Et Jean Paul Gaultier, l'enfant terrible de la mode, qui a su comme personne garder son enthousiasme et son innocence, mais aussi la capacité de briser les règles et les barrières en utilisant uniquement l'imagination. J'apprécie également le travail de Dries Van Noten, Hedi Slimane et Giambattista Valli. Et j'aime Paul Smith pour son esprit indépendant et obstiné. D'une manière générale, j'admire toute personne qui fait ce qu'elle a à faire, à son rythme, et qui ne suit pas les règles.
 
FNW : Dans 100 ans, comment aimeriez-vous qu'Armani soit perçu ?

GA :
Comme j'espère qu'elle l'est aujourd'hui: comme une ligne au service de celui qui la porte, une collection qui permet de se mettre en valeur tout en étant à l'aise et détendu. Une garde-robe qui est élégante sans effort et qui est l'incarnation d'une grande qualité, non seulement en termes de fabrication, mais aussi en termes de design. Une garde-robe que l'on peut donc porter en toute confiance pendant des années, ce qui en fait un véritable luxe.

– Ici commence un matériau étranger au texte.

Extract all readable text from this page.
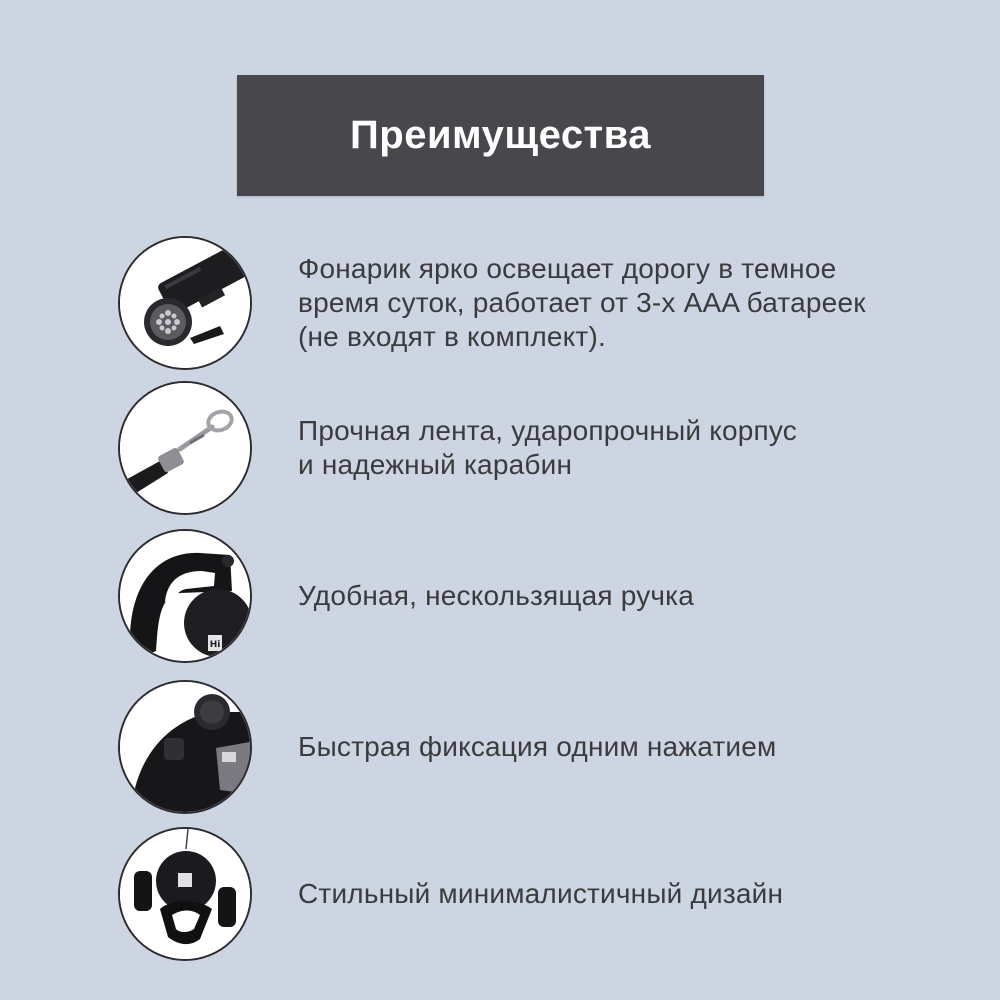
Преимущества
Фонарик ярко освещает дорогу в темное
время суток, работает от 3-х AAA батареек
(не входят в комплект).
Прочная лента, ударопрочный корпус
и надежный карабин
Hi
Удобная, нескользящая ручка
Быстрая фиксация одним нажатием
Стильный минималистичный дизайн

Dans un siècle, j'espère également qu'Armani sera totalement durable - en termes de produits et en tant qu'entreprise. J'ajouterai que je compenserai toutes les émissions résiduelles de gaz à effet de serre liées à la prochaine One Night Only en soutenant des projets environnementaux visant à restaurer l'écosystème et la biodiversité de la lagune vénitienne, et que je ferai également un don à une organisation à but non lucratif qui mène des recherches pour aider à protéger la lagune.